Example with maximum concurrency 1
Suppose that you have 3 application processes, spawned in order, and each process's maximum concurrency is 1. When the application is idle, none of the processes are handling any requests:
Process A [ ]
Process B [ ]
Process C [ ]
When a new request comes in (let's call this α), Passenger will decide to route the request to process A. A will then reach its maximum concurrency:
Process A [α]
Process B [ ]
Process C [ ]
Suppose that, while α is still in progress, a new request comes in (which we call β). That request will be load balanced to process B because it is the oldest not-completely-busy process:
Process A [α]
Process B [β]
Process C [ ]
Suppose α finishes. The situation will look like this:
Process A [ ]
Process B [β]
Process C [ ]
If another request comes in (which we call ɣ), that request will be routed to A, not C:
Process A [ɣ]
Process B [β]
Process C [ ]
This keeps process A's caches warm, and may allow process C to idle and be shutdown sooner.
Example with maximum concurrency 4
Suppose that you have 2 application processes, and you configured the number of threads to 4, causing each process's maximum concurrency to be 4. When the application is idle, none of the processes are handling any requests:
Process A [ ]
Process B [ ]
When a new request comes in (which we call α, Passenger will decide to route the request to process A.
Process A [α ]
Process B [ ]
Suppose that, while α is still in progress, 1 more request comes in (which we call β). That request will be load balanced to process A because it is the oldest not-completely-busy one:
Process A [αβ ]
Process B [ ]
Suppose that another request comes in (which we call ɣ). That will be load balanced to process A again, not to B:
Process A [αβɣ ]
Process B [ ]
Customized balancing through additional request queues
By default, all requests for an application are balanced in a fair way. You may want to adjust this behavior; for example if your app consists of pages for visitors as well as some kind of web service, you probably want to make sure the visitor requests don't get stuck behind web service requests when under heavy load.
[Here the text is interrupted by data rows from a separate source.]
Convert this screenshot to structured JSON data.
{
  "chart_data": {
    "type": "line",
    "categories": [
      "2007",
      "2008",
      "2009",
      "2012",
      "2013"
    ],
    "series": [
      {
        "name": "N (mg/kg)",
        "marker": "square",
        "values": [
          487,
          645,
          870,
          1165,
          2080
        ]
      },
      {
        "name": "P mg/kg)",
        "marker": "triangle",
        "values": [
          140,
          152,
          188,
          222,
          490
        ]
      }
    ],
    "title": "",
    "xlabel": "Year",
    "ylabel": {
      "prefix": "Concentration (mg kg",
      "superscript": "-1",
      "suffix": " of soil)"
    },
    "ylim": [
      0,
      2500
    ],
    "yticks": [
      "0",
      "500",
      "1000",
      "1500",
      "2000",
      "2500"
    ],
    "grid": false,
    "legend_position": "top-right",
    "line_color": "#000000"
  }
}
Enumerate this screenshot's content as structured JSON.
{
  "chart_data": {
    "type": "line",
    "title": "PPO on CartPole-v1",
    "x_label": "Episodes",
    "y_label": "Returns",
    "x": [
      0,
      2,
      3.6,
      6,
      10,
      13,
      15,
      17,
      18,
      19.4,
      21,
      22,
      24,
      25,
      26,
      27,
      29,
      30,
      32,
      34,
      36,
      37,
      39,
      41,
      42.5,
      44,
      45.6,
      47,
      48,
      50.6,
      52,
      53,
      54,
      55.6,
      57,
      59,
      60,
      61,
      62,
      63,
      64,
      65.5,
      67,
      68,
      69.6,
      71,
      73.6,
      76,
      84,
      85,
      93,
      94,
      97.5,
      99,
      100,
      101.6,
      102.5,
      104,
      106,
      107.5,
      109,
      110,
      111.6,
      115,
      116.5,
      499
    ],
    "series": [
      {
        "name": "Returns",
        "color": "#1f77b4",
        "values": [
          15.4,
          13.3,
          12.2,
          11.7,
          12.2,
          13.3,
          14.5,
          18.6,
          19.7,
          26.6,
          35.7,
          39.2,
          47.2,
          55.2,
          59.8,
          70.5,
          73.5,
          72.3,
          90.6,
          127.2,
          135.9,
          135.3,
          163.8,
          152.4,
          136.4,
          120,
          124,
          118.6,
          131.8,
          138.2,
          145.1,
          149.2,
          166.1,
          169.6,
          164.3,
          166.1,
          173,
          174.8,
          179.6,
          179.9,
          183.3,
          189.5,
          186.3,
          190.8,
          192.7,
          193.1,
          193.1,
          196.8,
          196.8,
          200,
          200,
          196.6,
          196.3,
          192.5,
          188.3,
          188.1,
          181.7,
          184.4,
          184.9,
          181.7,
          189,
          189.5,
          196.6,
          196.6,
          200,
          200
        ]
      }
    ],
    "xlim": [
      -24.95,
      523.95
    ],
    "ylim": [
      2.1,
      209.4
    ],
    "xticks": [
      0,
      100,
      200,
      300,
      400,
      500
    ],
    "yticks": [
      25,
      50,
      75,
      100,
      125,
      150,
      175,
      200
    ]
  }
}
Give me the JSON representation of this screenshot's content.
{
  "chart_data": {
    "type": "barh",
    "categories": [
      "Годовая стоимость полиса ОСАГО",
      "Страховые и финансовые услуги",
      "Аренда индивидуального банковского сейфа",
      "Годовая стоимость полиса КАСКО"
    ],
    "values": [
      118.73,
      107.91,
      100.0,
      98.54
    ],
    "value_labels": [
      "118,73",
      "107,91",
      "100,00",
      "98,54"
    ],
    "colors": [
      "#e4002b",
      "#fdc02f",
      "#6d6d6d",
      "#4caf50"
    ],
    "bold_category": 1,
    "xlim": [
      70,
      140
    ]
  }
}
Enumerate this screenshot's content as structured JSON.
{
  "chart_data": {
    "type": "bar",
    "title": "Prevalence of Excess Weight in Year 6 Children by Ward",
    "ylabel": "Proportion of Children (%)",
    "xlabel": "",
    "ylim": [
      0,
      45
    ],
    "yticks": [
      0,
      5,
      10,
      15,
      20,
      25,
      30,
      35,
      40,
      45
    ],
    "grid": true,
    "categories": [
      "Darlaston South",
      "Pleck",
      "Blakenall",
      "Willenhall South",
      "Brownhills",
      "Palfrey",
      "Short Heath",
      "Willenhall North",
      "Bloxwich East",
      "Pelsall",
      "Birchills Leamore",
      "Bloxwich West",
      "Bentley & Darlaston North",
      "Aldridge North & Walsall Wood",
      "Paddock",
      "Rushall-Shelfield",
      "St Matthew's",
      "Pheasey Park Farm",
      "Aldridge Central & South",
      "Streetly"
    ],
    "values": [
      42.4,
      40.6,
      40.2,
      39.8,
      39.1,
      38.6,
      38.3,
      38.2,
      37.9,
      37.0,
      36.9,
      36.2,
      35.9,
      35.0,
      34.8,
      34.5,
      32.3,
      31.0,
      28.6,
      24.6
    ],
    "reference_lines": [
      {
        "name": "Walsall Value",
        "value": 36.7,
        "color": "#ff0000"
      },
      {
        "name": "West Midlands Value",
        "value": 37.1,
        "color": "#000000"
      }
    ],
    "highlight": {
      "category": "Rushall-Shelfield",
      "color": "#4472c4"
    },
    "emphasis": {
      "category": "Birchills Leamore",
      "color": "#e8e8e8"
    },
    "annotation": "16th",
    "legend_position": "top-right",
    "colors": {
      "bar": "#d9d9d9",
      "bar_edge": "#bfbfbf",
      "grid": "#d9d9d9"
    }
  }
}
This can be solved by configuring two application groups for your app: one for the web service URL and one for the visitor pages, each with their own request queue. The requests for the visitor pages will keep being handled even if there is an overload of requests for the web service. See the app group name option (Apache and Nginx only, not available on Standalone).
The two application groups will still compete with each other for server resources. You can control how many instances are allowed per application group, for example allowing more instances to serve the visitor pages than the web service URL. See the max instances option.
Request queue overflow
If a request arrives for an application group, and all its processes are busy, and the application pool is full, the request remains in the Passenger request queue. If this keeps happening (e.g. due to a flood of requests) the queue will eventually overflow its limit see: max request queue size. Overflowing requests will no longer be balanced, but simply dropped (with a HTTP 503 error).